Jacob Tierney (creator/producer)
Industry contacts reported that Aggregate’s attachment and Bateman’s producing relationship with Netflix were pivotal in moving the project quickly from pitch to series order; producers described the collaboration as a blend of Tierney’s creative leadership and Aggregate’s production experience.
Unconfirmed
- The precise episode count, production budget and official filming start date for Alexander have not been announced by Netflix.
- Reports that Tierney wrote two scripts on spec are based on industry reporting and have not been separately confirmed by Netflix or Accent Aigu.
- The full scope of Jason Bateman’s creative involvement beyond an executive producer credit has not been detailed publicly.
Bottom Line
Netflix’s straight-to-series order for Alexander represents a noteworthy genre leap for Jacob Tierney and a strategic acquisition for the streamer: it pairs a creator with a recent global hit with award-winning literary source material and established production partners. The project could expand Tierney’s reputation beyond contemporary drama into prestige historical storytelling if he maintains the writing-and-directing control he held on Heated Rivalry.

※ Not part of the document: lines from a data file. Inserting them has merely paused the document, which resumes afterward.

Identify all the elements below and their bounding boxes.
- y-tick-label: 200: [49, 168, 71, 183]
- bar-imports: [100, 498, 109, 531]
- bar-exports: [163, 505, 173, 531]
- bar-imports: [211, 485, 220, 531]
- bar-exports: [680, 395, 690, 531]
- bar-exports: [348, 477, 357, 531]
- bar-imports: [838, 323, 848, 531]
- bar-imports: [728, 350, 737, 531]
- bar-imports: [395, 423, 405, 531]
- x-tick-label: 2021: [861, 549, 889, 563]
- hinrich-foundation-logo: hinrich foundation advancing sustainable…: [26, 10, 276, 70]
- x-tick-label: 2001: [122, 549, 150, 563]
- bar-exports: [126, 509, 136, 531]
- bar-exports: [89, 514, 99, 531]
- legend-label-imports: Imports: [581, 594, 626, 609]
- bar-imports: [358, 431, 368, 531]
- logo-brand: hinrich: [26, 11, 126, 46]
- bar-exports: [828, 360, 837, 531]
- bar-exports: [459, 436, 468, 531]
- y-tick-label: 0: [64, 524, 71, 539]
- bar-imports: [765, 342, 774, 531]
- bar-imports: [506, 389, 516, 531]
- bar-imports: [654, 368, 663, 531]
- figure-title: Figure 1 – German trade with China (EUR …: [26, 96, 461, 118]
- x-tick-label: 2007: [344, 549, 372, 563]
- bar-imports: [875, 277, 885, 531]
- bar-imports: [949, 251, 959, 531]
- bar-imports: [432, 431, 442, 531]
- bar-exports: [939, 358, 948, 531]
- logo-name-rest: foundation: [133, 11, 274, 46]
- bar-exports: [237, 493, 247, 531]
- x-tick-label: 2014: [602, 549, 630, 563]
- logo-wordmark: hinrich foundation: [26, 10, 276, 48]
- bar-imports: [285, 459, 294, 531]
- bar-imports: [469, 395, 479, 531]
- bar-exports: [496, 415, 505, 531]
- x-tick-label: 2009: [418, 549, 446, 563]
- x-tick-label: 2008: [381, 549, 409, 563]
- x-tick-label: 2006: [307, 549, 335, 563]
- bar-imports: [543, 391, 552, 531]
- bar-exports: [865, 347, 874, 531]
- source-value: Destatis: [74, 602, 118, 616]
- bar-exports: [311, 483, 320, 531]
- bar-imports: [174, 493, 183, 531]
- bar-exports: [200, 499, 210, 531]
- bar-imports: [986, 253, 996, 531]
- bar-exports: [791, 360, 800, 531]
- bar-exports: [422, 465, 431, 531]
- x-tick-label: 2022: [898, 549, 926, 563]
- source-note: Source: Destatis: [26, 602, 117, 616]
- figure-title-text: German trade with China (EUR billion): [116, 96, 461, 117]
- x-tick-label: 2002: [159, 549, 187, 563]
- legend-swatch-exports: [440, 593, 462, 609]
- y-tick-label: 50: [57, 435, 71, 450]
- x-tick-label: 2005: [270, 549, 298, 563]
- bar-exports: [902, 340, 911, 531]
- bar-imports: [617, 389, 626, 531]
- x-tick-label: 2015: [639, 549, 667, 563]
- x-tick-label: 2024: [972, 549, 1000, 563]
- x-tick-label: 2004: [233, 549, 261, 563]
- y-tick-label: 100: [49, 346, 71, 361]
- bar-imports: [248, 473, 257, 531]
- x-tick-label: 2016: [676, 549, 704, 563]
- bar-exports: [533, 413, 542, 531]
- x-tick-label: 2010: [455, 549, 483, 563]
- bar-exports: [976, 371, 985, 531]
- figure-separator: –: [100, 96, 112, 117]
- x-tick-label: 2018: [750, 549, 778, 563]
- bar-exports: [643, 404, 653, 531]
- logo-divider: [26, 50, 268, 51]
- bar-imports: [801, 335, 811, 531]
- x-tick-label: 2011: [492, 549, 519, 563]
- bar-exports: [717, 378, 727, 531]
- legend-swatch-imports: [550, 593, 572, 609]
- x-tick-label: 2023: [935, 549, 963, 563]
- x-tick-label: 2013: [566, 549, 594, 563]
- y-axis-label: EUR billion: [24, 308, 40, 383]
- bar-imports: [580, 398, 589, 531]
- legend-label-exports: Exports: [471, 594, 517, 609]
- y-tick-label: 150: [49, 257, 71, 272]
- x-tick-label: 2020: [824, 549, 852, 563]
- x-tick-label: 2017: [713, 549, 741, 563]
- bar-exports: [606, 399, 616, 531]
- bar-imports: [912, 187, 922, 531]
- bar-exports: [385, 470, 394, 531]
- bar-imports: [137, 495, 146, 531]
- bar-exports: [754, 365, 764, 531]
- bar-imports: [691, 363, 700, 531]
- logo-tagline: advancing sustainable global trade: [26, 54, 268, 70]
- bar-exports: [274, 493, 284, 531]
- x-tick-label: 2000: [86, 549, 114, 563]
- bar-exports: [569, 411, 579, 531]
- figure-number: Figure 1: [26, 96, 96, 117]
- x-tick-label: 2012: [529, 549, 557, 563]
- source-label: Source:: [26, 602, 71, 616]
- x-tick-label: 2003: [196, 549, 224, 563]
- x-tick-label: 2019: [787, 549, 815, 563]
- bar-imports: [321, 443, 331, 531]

Key uncertainties remain: Netflix has not published episode counts, a budget or a release window for Alexander, and the production timetable will determine how Tierney balances commitments to Heated Rivalry’s second season and the new series. For viewers and industry observers, the next confirmations to watch are a production start date for Alexander, casting announcements, and Netflix’s marketing strategy that will reveal whether the show is positioned as a mainstream event or a prestige limited series.